#uMovie: THE IMITATION GAME

The Imitation Game, lungometraggio uscito nelle scorse settimane basato sulla vita del matematico inglese Alan Turing, è uno degli ultimi rappresentanti in ordine cronologico di un genere ad Hollywood piuttosto inflazionato: trattasi del film biografico, altrimenti detto biopic, quel genere di film che rievoca i trascorsi di personaggi realmente esistiti che nel loro campo di appartenenza (che sia esso quello sociale, culturale, politico ecc..) hanno lasciato un segno indelebile.

Turing è uno di questi: figura cardine e pioneristica dell’informatica nonché ideatore della macchina capace di decifrare i codici militari nazisti nel corso della seconda guerra mondiale, conduce un’esistenza breve ma intensa ed incredibilmente ricca di contributi accademici, alcuni fra i quali sono ritenuti fondamentali per lo sviluppo del computer e più in generale delle riflessioni sull’intelligenza artificiale.
L’estrema segretezza dell’operazione di crittoanalisi che Turing svolge durante la guerra per conto del governo britannico gli nega la fama e i giusti riconoscimenti, prima che una condanna per atti osceni dovuta alla sua omosessualità lo costringa a sottoporsi alla castrazione chimica per evitare la reclusione in prigione.
La depressione seguita all’umiliante trattamento precede il suicidio, avvenuto nel 1954 per avvelenamento da cianuro.

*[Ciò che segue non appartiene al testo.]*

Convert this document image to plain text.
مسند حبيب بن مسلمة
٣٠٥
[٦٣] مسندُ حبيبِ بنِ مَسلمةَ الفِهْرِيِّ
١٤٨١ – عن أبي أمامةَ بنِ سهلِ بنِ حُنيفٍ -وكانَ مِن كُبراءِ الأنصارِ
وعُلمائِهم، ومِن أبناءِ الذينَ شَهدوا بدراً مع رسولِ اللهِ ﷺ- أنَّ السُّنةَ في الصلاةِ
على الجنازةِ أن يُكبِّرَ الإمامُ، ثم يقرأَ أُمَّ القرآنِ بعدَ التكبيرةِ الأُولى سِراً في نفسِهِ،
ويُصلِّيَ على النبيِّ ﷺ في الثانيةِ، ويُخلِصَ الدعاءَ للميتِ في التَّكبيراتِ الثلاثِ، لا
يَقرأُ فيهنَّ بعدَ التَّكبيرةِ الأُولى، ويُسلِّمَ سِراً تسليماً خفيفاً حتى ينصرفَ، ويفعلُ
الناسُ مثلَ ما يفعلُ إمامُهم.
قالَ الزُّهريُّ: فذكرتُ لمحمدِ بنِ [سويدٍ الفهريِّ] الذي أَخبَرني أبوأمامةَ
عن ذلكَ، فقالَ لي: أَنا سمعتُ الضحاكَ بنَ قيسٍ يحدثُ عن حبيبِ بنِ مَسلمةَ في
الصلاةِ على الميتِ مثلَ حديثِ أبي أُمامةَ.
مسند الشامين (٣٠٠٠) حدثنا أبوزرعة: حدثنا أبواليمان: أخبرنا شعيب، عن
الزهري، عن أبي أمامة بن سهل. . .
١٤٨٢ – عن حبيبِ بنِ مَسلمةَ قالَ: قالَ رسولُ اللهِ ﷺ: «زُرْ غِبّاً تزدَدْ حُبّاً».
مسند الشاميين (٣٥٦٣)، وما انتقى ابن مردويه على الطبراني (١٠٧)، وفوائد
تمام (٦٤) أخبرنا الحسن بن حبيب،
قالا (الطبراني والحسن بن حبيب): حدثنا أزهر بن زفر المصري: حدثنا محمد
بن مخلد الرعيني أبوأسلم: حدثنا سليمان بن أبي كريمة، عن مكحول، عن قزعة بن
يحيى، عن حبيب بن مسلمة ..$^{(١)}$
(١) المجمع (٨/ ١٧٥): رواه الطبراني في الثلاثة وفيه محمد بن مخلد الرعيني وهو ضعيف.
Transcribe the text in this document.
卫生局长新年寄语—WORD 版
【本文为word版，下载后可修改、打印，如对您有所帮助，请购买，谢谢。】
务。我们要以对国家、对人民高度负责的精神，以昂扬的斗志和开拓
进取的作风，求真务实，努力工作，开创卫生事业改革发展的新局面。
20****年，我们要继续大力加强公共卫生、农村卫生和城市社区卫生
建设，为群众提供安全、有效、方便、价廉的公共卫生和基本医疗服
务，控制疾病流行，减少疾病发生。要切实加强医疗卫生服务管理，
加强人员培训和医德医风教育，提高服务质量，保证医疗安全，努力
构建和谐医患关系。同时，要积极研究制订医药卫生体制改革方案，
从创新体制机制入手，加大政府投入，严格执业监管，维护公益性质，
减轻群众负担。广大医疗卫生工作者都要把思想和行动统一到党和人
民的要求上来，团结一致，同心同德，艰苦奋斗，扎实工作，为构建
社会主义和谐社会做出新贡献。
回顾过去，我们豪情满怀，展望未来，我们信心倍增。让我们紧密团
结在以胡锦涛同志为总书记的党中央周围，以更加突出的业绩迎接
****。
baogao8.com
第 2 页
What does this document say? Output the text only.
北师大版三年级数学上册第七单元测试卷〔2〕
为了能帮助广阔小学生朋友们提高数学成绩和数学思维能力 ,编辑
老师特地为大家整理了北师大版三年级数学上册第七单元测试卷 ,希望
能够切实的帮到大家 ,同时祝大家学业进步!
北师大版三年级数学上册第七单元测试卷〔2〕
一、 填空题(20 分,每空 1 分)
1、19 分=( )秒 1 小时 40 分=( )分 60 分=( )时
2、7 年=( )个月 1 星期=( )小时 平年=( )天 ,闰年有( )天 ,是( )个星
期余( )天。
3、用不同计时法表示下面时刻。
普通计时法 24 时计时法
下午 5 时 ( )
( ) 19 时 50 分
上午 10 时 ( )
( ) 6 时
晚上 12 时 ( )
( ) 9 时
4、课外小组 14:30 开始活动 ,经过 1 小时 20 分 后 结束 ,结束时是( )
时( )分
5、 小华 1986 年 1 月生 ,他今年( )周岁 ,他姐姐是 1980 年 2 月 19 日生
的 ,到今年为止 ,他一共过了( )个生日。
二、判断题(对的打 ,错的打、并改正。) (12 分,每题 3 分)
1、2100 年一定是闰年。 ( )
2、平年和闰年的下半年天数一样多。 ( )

Giostrando un po’ confusionariamente con la narrazione fra tre momenti chiave della vita di Turing, rispettivamente quello dell’adolescenza, quello della decifrazione del codice e l’ultimo riguardante la condanna, The Imitation Game non sembra avere eccessive pretese se non quella di accrescere la popolarità del matematico inglese dando in pasto alla cerimonia degli Oscar un prodotto che tratti di un personaggio discusso smussandone tuttavia gli angoli e rendendolo più appetibile al grande pubblico.
Se altri risultavano troppo ambiziosi nella trasposizione di un personaggio controverso (viene in mente il J. Edgar Hoover di Eastwood), The Imitation Game non intende scavare fino in fondo ad esso denotando poca audacia, a partire dalle scelte di uno script che non soppesa equamente le tre diverse linee temporali concentrandosi fin troppo sul periodo di Turing a Bletchley, dove egli è impegnato col suo team nella decriptazione dei messaggi inviati dalle truppe tedesche.
Si dà quindi corda alla componente spionistica (poco azzeccata, nonostante le scenografie e la presenza degli attori Benedict Cumberbatch e Mark Strong ricordino quasi Thinker, Tailor, Soldier, Spy) ed ampio spazio alla costruzione di una macchina della quale sarebbe stato interessante capire meglio il funzionamento più che seguirne la lunga corsa contro il tempo.
Il delicato tema dell’omosessualità passa in secondo piano a causa della maggior cura riservata alla relazione con Joan Clarke (Keira Knightley) seppur gli esplicativi flashback adolescenziali risultino molto convincenti. Allo stesso modo, vengono solo abbozzate le illuminanti teorizzazioni di Turing (il test in particolare) e tutta la fase relativa alla sua condanna, la quale avrebbe necessitato di maggiore approfondimento.
La regia del semi-esordiente Morten Tyldum, elegante ma del tutto innocua (per non dire anonima), confeziona comunque un prodotto di buona fattura delegando i virtuosismi all’ottima recitazione di Cumberbatch, davvero molto bravo nonostante il suo Turing rimbalzi un po’ troppo spesso da John Nash a Sheldon Cooper.

The Imitation Game va dunque a collocarsi in un quadro che, come detto, vede nella proliferazione di film biografici una delle pratiche che vanno consolidandosi nel panorama cinematografico hollywoodiano, basti pensare alle uscite quasi contemporanee di altri tre biopic (American Sniper, La Teoria Del Tutto, Selma) con i quali condividerà il mese prossimo la corsa verso gli Oscar. Come per la maggior parte di queste produzioni, il film diretto da Tyldum risulta solo in parte efficace a restituire una figura complessa e sfaccettata come si presume sia stato Turing, accontentandosi di rientrare nel lungo elenco di film da cui era lecito aspettarsi di più.